Design a class to find the kth largest element in a stream. Note that it is the kth largest element in the sorted order, not the kth distinct element.
Implement KthLargest class:
- KthLargest(int k, int[] nums) Initializes the object with the integer k and the stream of integers nums.
- int add(int val) Returns the element representing the kth largest element in the stream.
Example 1:
Input
["KthLargest", "add", "add", "add", "add", "add"]

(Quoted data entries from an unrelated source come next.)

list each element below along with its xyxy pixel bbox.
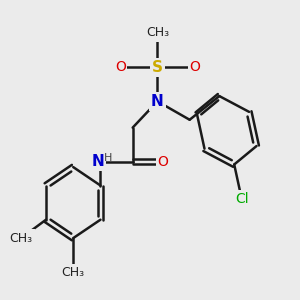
Text: S: S [152, 60, 163, 75]
Text: CH₃: CH₃ [62, 266, 85, 279]
Text: CH₃: CH₃ [10, 232, 33, 244]
Text: O: O [115, 60, 126, 74]
Text: Cl: Cl [235, 192, 248, 206]
Text: O: O [157, 155, 168, 169]
Text: CH₃: CH₃ [146, 26, 169, 40]
Text: N: N [92, 154, 104, 169]
Text: H: H [104, 153, 112, 163]
Text: O: O [189, 60, 200, 74]
Text: N: N [151, 94, 164, 109]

[[3, [4, 5, 8, 2]], [3], [5], [10], [9], [4]]
Output
[null, 4, 5, 5, 8, 8]
Explanation
KthLargest kthLargest = new KthLargest(3, [4, 5, 8, 2]);
kthLargest.add(3); // return 4
kthLargest.add(5); // return 5
kthLargest.add(10); // return 5
kthLargest.add(9); // return 8
kthLargest.add(4); // return 8
Constraints:
- 1 <= k <= 104
- 0 <= nums.length <= 104
- -104 <= nums[i] <= 104
- -104 <= val <= 104
- At most 104 calls will be made to add.
- It is guaranteed that there will be at least k elements in the array when you search for the kth element.
class KthLargest {
int[] pq; // k + 1
int n = 0;
int k;
public KthLargest(int k, int[] nums) {
this.k = k;
this.pq = new int[k + 1];
for (int i = 0; i < nums.length; i++) {
add(nums[i]);
}
}
public int add(int val) {
if (n < k) {
pq[++n] = val;
swim(n);
} else {
if (val > pq[1]) {
pq[1] = val;
sink(1);
}
}
return pq[1];
}
void swim(int k) {
while (k > 1 && !less(k/2, k)) {
exch(k/2, k);
k = k / 2;
}
}
void sink(int k) {
while (2 * k < pq.length) {
int j = 2 * k;
if (j < pq.length - 1 && !less(j, j+ 1)) j++;
if (less(k, j)) break;
exch(k, j);
k = j;
}
}
int delMin() {
int max = pq[1];
exch(1, n--);
sink(1);
pq[n+1] = -1;
return max;
}
boolean isEmpty() {
return n == 0;
}
boolean less(int i, int j) {
return pq[i] < pq[j];
}
void exch(int i, int j) {
int t = pq[i];
pq[i] = pq[j];
pq[j] = t;
}
}
/**
* Your KthLargest object will be instantiated and called as such:
* KthLargest obj = new KthLargest(k, nums);
* int param_1 = obj.add(val);
*/
Solution 2021-11-20
class KthLargest {
PriorityQueue<Integer> q = new PriorityQueue<>();
int k;
public KthLargest(int k, int[] nums) {
this.k = k;
for (int num: nums) {
add(num);
}
}
public int add(int val) {
q.add(val);
if (q.size() > k) {
q.poll();
}
return q.peek();
}
}
/**
* Your KthLargest object will be instantiated and called as such:
* KthLargest obj = new KthLargest(k, nums);
* int param_1 = obj.add(val);
*/
Notes:
- Ask about unique value
- Ex1: 6,5,4,2 and k = 3 will return 4
- Ex2: 6,5,5,2 and k = 3 will return 4 or 5?